Approximating Semi-Matchings in Streaming and in Two-Party Communication

We study the communication complexity and streaming complexity of approximating unweighted semi-matchings. A semi-matching in a bipartite graph G = (A, B, E), with n = |A|, is a subset of edges S that matches all A vertices to B vertices with the goal usually being to do this as fairly as possible. While the term 'semi-matching' was coined in 2003 by Harvey et al. [WADS 2003], the problem had already previously been studied in the scheduling literature under different names. We present a deterministic one-pass streaming algorithm that for any 0 <= \epsilon <= 1 uses space O(n^{1+\epsilon}) and computes an O(n^{(1-\epsilon)/2})-approximation to the semi-matching problem. Furthermore, with O(log n) passes it is possible to compute an O(log n)-approximation with space O(n). In the one-way two-party communication setting, we show that for every \epsilon > 0, deterministic communication protocols for computing an O(n^{1/((1+\epsilon)c + 1)})-approximation require a message of size more than cn bits.

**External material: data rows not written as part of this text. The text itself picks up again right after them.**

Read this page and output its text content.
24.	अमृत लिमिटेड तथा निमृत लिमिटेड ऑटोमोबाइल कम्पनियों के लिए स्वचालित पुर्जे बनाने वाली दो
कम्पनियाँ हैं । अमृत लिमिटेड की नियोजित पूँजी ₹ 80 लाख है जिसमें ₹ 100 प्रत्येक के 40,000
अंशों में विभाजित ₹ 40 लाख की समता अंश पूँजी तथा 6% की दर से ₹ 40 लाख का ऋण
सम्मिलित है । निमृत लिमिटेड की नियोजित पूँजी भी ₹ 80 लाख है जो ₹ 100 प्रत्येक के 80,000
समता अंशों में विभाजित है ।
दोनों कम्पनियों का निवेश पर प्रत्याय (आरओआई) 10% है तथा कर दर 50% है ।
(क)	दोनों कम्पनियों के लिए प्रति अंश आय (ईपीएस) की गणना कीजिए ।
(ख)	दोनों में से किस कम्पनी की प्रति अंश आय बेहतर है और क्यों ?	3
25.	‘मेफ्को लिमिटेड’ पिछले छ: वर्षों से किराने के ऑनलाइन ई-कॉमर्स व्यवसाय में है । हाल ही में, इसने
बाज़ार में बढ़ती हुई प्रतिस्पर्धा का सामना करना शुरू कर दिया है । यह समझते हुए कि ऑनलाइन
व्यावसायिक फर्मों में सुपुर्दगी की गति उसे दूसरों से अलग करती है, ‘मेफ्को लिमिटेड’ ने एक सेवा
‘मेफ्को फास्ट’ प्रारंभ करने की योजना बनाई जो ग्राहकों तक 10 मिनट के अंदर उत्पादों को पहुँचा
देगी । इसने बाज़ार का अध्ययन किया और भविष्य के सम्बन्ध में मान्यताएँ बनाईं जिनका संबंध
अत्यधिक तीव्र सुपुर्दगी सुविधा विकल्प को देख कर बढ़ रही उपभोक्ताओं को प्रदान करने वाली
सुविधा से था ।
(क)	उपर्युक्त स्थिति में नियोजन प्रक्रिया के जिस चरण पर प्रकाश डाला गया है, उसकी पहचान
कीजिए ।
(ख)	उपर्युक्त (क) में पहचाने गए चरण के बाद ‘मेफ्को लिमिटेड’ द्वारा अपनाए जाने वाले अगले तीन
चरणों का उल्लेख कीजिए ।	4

We present two deterministic protocols communicating n and 2n edges that compute an O(sqrt(n)) and an O(n^{1/3})-approximation respectively. Finally, we improve on results of Harvey et al. [Journal of Algorithms 2006] and prove new links between semi-matchings and matchings. While it was known that an optimal semi-matching contains a maximum matching, we show that there is a hierarchical decomposition of an optimal semi-matching into maximum matchings. A similar result holds for semi-matchings that do not admit length-two degree-minimizing paths.